Se diría que le agobia todo un mundo de tristeza,
que le mata el desconsuelo, que se muere de aflicción.
¿Por qué junta sus dos manos? ¿Por qué inclina la cabeza?
¿Por qué tiembla? ¿Por qué gime? ¿Por qué llora? ¿Por qué reza?
Hay misterios que estremecen hasta el fondo el corazón.
De repente se alza el monje del helado suelo
A la muerta se aproxima y la llama a media voz.
Y al ver que ella sigue muda, sigue fría como el hielo,
la acaricia con ternura, la mirada eleva al cielo
y murmura entre sus dientes: ¡que injusto eres Santo Dios!
Luego clava las pupilas en la pálida doncella,
la contempla largo rato con recóndita piedad,
y cogiendo entre sus manos una mano de las de ella,
la aproxima hasta sus labios, con un ósculo la sella,
y habla y gime y llora como un niño en la orfandad.
¡Dora! -exclama- ¡Dora mía! Te estoy viendo muda y yerta
y no creo que la muerte haya osado herirte a ti.
¡Muerta tú! ¿Será posible? ¡No, mil veces no! ¡No estas muerta!
Duermes, sueñas... ¡Estás viva! ¡Por piedad mi amor despierta!
¡No te mueras! ¡No me dejes! ¡Vive vive para mi!...
Yo era huérfano en este mundo; yo estaba solo
más Dios quiso que te hallara y no tuve pena ya.

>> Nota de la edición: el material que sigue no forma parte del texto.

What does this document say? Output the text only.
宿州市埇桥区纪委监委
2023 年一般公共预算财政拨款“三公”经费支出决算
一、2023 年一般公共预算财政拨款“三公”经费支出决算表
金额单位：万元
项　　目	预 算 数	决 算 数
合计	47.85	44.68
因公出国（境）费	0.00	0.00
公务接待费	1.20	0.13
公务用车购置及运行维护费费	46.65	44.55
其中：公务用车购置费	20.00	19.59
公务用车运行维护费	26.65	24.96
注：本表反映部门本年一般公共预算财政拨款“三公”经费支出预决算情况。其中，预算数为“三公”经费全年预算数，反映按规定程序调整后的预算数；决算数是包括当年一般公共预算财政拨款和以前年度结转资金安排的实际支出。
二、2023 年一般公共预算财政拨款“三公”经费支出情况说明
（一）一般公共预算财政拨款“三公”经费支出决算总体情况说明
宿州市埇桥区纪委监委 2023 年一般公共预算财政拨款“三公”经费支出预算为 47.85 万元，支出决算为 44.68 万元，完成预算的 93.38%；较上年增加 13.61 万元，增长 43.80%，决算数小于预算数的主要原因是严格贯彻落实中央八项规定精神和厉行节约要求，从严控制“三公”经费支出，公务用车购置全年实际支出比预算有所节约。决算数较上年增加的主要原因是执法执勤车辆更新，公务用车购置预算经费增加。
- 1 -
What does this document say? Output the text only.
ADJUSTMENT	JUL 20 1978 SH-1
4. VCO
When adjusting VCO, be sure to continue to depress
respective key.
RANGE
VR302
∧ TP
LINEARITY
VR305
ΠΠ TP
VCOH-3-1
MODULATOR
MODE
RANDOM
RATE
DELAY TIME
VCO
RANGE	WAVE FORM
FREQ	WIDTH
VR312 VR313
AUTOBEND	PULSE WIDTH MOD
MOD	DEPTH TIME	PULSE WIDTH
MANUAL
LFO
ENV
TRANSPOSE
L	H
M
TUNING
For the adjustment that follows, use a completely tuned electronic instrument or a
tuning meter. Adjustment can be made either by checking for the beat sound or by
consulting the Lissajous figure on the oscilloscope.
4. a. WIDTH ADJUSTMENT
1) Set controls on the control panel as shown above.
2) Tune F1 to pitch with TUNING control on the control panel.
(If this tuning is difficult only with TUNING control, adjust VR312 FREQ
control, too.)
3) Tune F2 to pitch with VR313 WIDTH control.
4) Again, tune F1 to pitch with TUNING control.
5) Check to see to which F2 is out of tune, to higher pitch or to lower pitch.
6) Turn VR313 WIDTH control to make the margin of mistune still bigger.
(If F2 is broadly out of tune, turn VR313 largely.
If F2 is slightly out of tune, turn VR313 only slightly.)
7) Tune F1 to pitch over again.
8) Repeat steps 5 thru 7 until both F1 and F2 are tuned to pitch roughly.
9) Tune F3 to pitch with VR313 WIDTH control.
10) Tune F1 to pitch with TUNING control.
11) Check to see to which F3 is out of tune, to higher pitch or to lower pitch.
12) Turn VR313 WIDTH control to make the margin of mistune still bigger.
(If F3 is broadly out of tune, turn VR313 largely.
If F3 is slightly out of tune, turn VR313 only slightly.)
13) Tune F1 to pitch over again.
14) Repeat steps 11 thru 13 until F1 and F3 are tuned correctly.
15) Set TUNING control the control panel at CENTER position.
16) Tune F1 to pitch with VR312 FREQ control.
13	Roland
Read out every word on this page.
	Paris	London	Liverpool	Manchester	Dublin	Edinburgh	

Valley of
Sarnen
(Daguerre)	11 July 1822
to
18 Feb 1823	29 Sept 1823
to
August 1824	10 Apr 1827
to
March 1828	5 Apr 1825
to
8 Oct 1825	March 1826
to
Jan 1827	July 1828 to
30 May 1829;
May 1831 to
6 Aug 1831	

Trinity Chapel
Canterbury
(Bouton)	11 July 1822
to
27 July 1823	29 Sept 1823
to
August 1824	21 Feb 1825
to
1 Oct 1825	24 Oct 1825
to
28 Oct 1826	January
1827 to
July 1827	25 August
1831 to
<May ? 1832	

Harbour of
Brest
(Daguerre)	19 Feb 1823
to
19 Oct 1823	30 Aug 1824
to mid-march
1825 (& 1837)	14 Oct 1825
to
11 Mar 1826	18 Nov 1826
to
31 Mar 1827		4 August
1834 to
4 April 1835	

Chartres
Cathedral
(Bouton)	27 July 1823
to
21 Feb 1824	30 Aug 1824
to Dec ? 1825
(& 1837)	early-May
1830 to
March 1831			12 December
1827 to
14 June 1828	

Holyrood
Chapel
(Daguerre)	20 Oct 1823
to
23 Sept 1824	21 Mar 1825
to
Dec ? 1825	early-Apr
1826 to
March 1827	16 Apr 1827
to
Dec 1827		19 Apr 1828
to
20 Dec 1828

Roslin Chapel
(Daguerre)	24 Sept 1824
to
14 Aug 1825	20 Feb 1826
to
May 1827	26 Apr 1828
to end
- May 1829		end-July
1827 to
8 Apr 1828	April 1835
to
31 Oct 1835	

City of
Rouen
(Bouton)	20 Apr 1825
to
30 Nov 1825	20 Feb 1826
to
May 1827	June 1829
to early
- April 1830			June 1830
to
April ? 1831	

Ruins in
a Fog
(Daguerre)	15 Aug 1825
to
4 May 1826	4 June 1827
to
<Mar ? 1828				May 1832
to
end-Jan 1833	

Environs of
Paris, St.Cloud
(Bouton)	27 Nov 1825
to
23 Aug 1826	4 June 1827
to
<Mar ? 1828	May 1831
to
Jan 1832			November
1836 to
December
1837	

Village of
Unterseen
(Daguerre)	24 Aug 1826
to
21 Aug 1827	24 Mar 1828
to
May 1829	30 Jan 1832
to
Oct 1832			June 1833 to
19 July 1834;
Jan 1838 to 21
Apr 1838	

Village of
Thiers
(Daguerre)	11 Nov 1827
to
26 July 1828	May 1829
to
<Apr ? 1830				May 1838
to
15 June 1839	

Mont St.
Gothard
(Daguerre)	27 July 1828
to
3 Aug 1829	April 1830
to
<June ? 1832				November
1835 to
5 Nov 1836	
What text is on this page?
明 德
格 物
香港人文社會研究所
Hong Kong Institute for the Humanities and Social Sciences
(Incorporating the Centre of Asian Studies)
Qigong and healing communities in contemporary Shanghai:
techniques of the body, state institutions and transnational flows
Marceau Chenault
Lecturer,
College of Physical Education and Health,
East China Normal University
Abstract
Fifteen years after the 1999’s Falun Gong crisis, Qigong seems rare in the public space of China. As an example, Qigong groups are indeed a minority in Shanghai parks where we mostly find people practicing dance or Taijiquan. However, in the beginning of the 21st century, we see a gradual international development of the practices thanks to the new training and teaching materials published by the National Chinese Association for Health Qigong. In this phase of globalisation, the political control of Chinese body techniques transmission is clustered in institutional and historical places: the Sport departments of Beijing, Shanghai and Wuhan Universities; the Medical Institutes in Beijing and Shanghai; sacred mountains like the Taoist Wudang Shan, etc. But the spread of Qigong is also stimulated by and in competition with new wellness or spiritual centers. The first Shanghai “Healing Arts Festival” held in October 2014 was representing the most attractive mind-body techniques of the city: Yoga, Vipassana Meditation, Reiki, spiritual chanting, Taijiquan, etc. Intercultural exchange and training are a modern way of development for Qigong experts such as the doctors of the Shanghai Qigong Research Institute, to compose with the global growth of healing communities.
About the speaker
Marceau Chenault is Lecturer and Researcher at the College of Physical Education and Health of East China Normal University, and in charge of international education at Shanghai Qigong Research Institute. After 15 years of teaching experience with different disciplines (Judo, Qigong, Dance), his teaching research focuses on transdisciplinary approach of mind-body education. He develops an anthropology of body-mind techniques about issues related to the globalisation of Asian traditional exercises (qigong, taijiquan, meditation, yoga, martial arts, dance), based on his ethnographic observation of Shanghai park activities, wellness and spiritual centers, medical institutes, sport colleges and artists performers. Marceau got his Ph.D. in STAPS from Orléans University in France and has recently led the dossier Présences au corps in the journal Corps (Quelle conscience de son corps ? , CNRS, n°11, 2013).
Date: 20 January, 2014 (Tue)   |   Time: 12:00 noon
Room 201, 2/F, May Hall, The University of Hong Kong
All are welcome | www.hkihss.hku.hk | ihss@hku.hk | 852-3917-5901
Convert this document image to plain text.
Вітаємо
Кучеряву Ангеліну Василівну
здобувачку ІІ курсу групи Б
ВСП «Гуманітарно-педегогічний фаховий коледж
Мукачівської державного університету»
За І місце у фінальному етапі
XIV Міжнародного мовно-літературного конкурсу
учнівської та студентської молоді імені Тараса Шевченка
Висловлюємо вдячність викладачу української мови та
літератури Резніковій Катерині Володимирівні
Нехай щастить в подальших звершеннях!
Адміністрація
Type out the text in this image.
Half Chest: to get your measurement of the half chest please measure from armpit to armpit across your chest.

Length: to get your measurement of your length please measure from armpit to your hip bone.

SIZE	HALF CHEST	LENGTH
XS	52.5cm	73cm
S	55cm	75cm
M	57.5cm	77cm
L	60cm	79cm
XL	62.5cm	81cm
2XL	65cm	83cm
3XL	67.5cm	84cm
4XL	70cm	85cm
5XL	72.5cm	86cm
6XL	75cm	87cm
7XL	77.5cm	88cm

¿Lo oyes, Dora? ¡Dios lo quiso! ¡Dios lo quiso!
Piedad tuvo de mi duelo
y para ángel de mi guarda te envió a ti desde el cielo.
¡Tú no puedes morirte, Dios no quita lo que da!
Así envuelta en blancos tules, coronada así de flores,
te ofrecí llevarte al templo y jurarte esclavitud...
¡Sueño efímero! Tus padres, por matar nuestros amores,
te encerraron en este claustro de recónditos dolores...
y hoy que vengo ya a buscarte te hallo aquí en este ataúd.
¡Pobre novia de mis sueños! ¡Pobre tórtola sin nido!
Virgen mártir que viniste con el alma rota en dos.
¿Por qué callas si te llamo? ¿Por qué no oyes mis gemidos?
¿Te cansaste de esperarme y a los cielos has partido?
¡Vuelve... vuelve... yo te quiero más que a Dios!...
Calla el monje: mas de pronto como un loco que se excita,
coge en brazos a aquel ángel que en la vida tanto amó,
y besándola en la boca, ¡Vuelve en ti, por Dios! -le grita-
¡Toma mi alma en este beso! ¡Vive tú, aunque muero yo!
Un prodigio se ve entonces: ella agita los despojos,
como herida de repente con el dardo del dolor.
En sus pálidas mejillas aparecen tintes rojos,
quiere hablar... mueve los labios...
Ya despierta..., abre los ojos,
todo alienta hasta la muerte, a los besos del amor.
Una aurora clara y bella a la noche a sucedido.
En el templo que el sol baña y comienza a iluminar
yace el monje de alba traje junto al féretro tendido.
Y los búhos que allí moran, que han formado allí sus nidos,
le contemplan con asombro por las grietas del altar.
Está muerto y se diría que aún perdura en su hondo duelo,
que repite entre sus dientes: ¡Que injusto eres Santo Dios!
Está muerto, le mataron el dolor y el desconsuelo:
no halló aquí a su prometida y buscarla se fue al cielo...
¡Ya está juntos! una tumba es la tumba de los dos...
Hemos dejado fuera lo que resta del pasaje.